有効な解決策が思いつかず静かになっていた礼拝堂にフィンの震えた声が響き渡ると

その言葉を聞いたスエイプ神父が静かにフィンの前にまでやって来る。その顔は普段より眉間に皺が寄っており声を出す前から不機嫌なのが分かるほどだ。


「フィン、お前は不真面目だが教会の大事な一員だ。生贄になるようなことは吾輩が許さん。」


覚悟を決め相談したが話にならないと却下され元の位置に戻ると、目から涙が溢れそうになっているリリアに説教をされ周りにいる大人たちがそれを見て冷やかし、他の人が続いて取り留めのない会話を始め不自然なほど雰囲気が変え、先ほどのフィンの言葉がなかったように振る舞う。
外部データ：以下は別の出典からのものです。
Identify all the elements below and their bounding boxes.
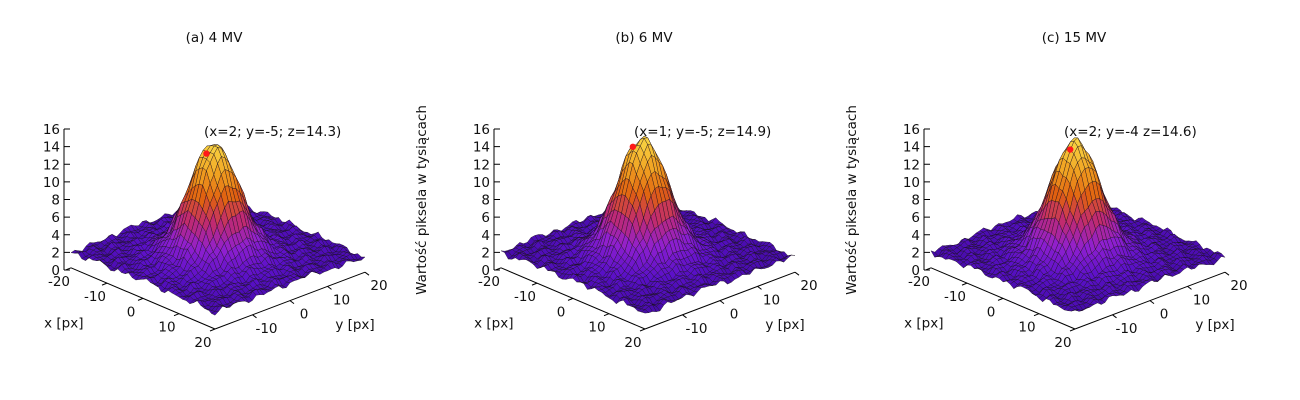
z-tick-label: 2 <box>51 245 60 261</box>
y-axis-label: y [px] <box>765 317 804 333</box>
z-tick-label: 4 <box>481 228 490 244</box>
z-tick-label: 4 <box>911 228 920 244</box>
peak-annotation: (x=2; y=-5; z=14.3) <box>204 124 341 140</box>
x-tick-label: 10 <box>588 320 605 336</box>
z-tick-label: 8 <box>51 193 60 209</box>
x-tick-label: 10 <box>158 320 175 336</box>
z-tick-label: 0 <box>481 263 490 279</box>
peak-marker <box>1067 146 1074 153</box>
z-tick-label: 12 <box>43 157 60 173</box>
z-tick-label: 0 <box>911 263 920 279</box>
z-tick-label: 6 <box>51 210 60 226</box>
z-tick-label: 0 <box>51 263 60 279</box>
z-tick-label: 16 <box>473 122 490 138</box>
x-tick-label: -20 <box>478 274 500 290</box>
y-tick-label: -10 <box>685 321 707 337</box>
z-tick-label: 4 <box>51 228 60 244</box>
z-tick-label: 10 <box>903 175 920 191</box>
z-tick-label: 14 <box>903 140 920 156</box>
z-tick-label: 2 <box>481 245 490 261</box>
z-tick-label: 6 <box>911 210 920 226</box>
y-tick-label: 10 <box>333 292 350 308</box>
z-tick-label: 14 <box>43 140 60 156</box>
plot-title: (c) 15 MV <box>1042 30 1107 46</box>
x-tick-label: -10 <box>514 289 536 305</box>
x-tick-label: 10 <box>1018 320 1035 336</box>
y-tick-label: 10 <box>1193 292 1210 308</box>
z-tick-label: 10 <box>473 175 490 191</box>
x-tick-label: 20 <box>1054 335 1071 351</box>
x-tick-label: 0 <box>127 304 136 320</box>
peak-marker <box>203 150 210 157</box>
x-tick-label: 0 <box>557 304 566 320</box>
z-tick-label: 12 <box>903 157 920 173</box>
x-tick-label: -20 <box>908 274 930 290</box>
surface-plot-b: 0 2 4 6 8 10 12 14 16 -20 -10 0 10 20 x [px] -10 0 10 20 y … <box>414 0 860 400</box>
x-tick-label: 0 <box>987 304 996 320</box>
surface-mesh <box>930 137 1226 312</box>
x-axis-label: x [px] <box>474 315 513 331</box>
z-tick-label: 10 <box>43 175 60 191</box>
surface-mesh <box>500 135 796 314</box>
z-tick-label: 2 <box>911 245 920 261</box>
plot-title: (a) 4 MV <box>186 30 244 46</box>
y-tick-label: -10 <box>255 321 277 337</box>
x-axis-label: x [px] <box>44 315 83 331</box>
peak-annotation: (x=2; y=-4 z=14.6) <box>1064 124 1197 140</box>
peak-marker <box>629 143 637 150</box>
surface-plot-c: 0 2 4 6 8 10 12 14 16 -20 -10 0 10 20 x [px] -10 0 10 20 y … <box>844 0 1290 400</box>
y-tick-label: 0 <box>730 307 739 323</box>
x-tick-label: -10 <box>944 289 966 305</box>
y-tick-label: 0 <box>1160 307 1169 323</box>
plot-title: (b) 6 MV <box>615 30 673 46</box>
z-tick-label: 6 <box>481 210 490 226</box>
z-tick-label: 8 <box>481 193 490 209</box>
peak-annotation: (x=1; y=-5; z=14.9) <box>634 124 771 140</box>
surface-plot-a: 0 2 4 6 8 10 12 14 16 -20 -10 0 10 20 x [px] -10 0 10 20 y … <box>0 0 430 400</box>
y-tick-label: 20 <box>370 278 387 294</box>
surface-mesh <box>70 144 366 316</box>
z-axis-label: Wartość piksela w tysiącach <box>414 105 430 295</box>
z-tick-label: 8 <box>911 193 920 209</box>
z-tick-label: 12 <box>473 157 490 173</box>
y-tick-label: 20 <box>800 278 817 294</box>
x-tick-label: -20 <box>48 274 70 290</box>
y-tick-label: 20 <box>1230 278 1247 294</box>
y-axis-label: y [px] <box>1195 317 1234 333</box>
x-axis-label: x [px] <box>904 315 943 331</box>
z-tick-label: 14 <box>473 140 490 156</box>
z-tick-label: 16 <box>903 122 920 138</box>
y-tick-label: 0 <box>300 307 309 323</box>
z-tick-label: 16 <box>43 122 60 138</box>
x-tick-label: 20 <box>624 335 641 351</box>
y-axis-label: y [px] <box>335 317 374 333</box>
x-tick-label: 20 <box>194 335 211 351</box>
y-tick-label: 10 <box>763 292 780 308</box>
y-tick-label: -10 <box>1115 321 1137 337</box>
x-tick-label: -10 <box>84 289 106 305</box>
z-axis-label: Wartość piksela w tysiącach <box>844 105 860 295</box>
だが、そのいつものような時間は長くは続かず、結界の維持のせいで力を使い果たし倒れる者が出始める。フィンは倒れた人たちを看病し奇跡を祈っていたが、遂に礼拝堂の結界が破られ不機嫌なようで焦ったようなエルルゥが扉を開け中に入ってきた。


「もう、早くしないと台無しになるでしょう。早く行くわよ。」


扉を開けた彼女が自分を地獄に連れて行こうと迫ってくるが、スエイプ神父が準備をしていた道具を使い重ねて神への聖句を唱えたことでステンドグラスに光を翳した時のような色とりどりの光が強固な結界としてエルルゥを閉じ込めた。
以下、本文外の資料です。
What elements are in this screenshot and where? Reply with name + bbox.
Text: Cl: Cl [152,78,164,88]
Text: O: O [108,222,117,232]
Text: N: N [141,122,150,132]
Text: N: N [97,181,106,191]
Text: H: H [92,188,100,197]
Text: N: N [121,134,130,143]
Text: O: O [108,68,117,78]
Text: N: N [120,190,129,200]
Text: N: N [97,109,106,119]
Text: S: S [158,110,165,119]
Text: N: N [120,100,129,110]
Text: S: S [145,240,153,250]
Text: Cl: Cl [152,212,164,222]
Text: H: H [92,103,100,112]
「この場は吾輩が何とかする。リリア、フィンを連れて早く逃げろ。」


「もう、また変な壁出して。あっ待ちなさい。」


動けずにいた自分をリリアが手を握って外に駆け出して行くと、背中から「絶対地獄に連れて行くんだから」と物騒な声が聞こえてくるがそれよりも、自分が逃げたせいであの場にいた人たちの事を考えると頭の中が真っ白になっていった。